Problem: Lebensmittelverschwendung und Überproduktion
Beispiele: Brot, Milch, Kartoffeln, Käse

In Teilen der entwickelten Welt und der Mehrheit der EU-Staaten hat die Lebensmittelverschwendung eine alarmierend hohe Rate erreicht. Wie können wir es uns in einer Zeit, in der die Umwelt bedroht ist und sich zu verschlechtern scheint, und in der die Weltbevölkerung ein Allzeithoch erreicht hat, leisten, rücksichtslos mit unseren verderblichen Waren umzugehen? Es liegt daran, dass wir dazu neigen, leicht verderbliche Waren, die weithin verfügbar sind, unterzubewerten. Die oben genannten Beispiele, wie Brot, Milch, Kartoffeln und Käse, sind Produkte, die wir im Überfluss haben, und dieser Überfluss ist die Ursache für ihre Nicht-Nachhaltigkeit. Wenn die Lebensmittel- und Getränkeindustrie die Lebensmittelverschwendung bekämpfen will, muss sie sich ernsthaft fragen, warum sie so viele Grundgüter überproduziert.

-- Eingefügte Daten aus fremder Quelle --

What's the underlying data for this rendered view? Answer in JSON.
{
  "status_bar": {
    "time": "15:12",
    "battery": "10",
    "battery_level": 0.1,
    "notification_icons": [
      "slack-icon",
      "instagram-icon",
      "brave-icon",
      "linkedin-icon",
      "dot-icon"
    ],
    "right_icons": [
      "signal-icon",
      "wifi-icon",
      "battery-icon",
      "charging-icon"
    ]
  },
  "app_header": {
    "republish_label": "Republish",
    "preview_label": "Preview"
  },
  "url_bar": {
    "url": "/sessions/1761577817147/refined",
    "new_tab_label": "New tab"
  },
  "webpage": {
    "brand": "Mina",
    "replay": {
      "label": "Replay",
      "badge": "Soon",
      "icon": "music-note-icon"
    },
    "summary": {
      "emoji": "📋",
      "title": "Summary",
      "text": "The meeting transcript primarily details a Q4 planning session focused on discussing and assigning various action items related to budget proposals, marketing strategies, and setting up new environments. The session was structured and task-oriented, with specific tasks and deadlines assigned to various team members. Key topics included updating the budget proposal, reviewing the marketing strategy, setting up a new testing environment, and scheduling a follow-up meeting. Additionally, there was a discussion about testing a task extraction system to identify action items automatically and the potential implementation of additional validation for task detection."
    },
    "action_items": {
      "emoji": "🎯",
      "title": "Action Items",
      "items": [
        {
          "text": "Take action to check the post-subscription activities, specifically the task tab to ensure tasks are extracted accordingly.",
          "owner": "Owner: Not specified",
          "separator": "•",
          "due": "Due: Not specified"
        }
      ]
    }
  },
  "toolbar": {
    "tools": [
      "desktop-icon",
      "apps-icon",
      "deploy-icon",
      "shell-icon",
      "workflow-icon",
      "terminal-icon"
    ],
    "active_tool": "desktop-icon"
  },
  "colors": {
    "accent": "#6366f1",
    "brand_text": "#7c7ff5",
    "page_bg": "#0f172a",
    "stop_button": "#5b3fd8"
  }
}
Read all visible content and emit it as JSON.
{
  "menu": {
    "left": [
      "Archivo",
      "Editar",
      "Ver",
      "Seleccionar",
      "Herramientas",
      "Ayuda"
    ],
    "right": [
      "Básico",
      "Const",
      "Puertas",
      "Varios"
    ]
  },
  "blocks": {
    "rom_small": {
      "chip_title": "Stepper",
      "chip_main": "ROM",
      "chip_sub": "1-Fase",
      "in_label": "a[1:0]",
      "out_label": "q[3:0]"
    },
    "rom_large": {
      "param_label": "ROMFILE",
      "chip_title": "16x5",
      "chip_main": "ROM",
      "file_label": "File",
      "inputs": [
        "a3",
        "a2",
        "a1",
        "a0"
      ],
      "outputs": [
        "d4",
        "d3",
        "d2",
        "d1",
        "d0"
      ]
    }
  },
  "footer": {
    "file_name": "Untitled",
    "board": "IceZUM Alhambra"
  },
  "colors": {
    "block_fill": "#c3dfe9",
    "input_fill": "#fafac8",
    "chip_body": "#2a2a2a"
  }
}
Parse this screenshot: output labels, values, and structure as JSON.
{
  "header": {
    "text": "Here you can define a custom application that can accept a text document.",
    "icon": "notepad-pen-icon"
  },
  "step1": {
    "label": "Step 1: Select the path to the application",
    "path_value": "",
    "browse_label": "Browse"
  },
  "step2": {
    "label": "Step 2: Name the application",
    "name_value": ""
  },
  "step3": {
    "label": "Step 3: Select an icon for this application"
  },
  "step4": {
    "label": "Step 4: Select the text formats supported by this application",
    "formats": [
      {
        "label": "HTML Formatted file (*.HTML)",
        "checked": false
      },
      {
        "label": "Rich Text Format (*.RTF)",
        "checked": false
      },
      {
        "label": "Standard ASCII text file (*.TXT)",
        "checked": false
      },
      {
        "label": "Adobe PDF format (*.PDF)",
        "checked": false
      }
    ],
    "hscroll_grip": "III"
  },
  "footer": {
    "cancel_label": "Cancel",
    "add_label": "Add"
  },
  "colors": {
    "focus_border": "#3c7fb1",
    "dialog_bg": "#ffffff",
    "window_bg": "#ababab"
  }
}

Die Betrachtung an der Oberfläche

Wir haben nur ein paar der vielen nicht nachhaltigen Methoden in der Lebensmittel- und Getränkeindustrie erwähnt. Was ist mit dem Mangel an Möglichkeiten, Dinge wie Müsli, Zucker oder Flüssigseife nachzufüllen? Was ist mit der fehlenden Ermutigung oder dem fehlenden Anreiz, Produkte in größeren Verpackungen zu kaufen, wie z. B. eine 1kg-Schachtel Müsli anstelle von 200g? Warum haben wir Versionen von Produkten wie Käse und Süßigkeiten, bei denen jedes Stück einzeln verpackt ist?


Die Lebensmittel- und Getränkeindustrie versucht, sich zu verändern, aber es erfordert die Beteiligung von mehr Produzenten, wenn es wirklich geschehen soll. Die Verbraucher müssen versuchen, mehr Druck auf die Produzenten auszuüben, mehr zu tun. Es ist bereits bewiesen, dass ein aktives Engagement für Nachhaltigkeit Kunden gewinnen und halten wird. Unternehmen, die jetzt Veränderungen vornehmen und versuchen, nachhaltiger zu sein, können also profitieren, bevor sie anfangen, Marktanteile zu verlieren.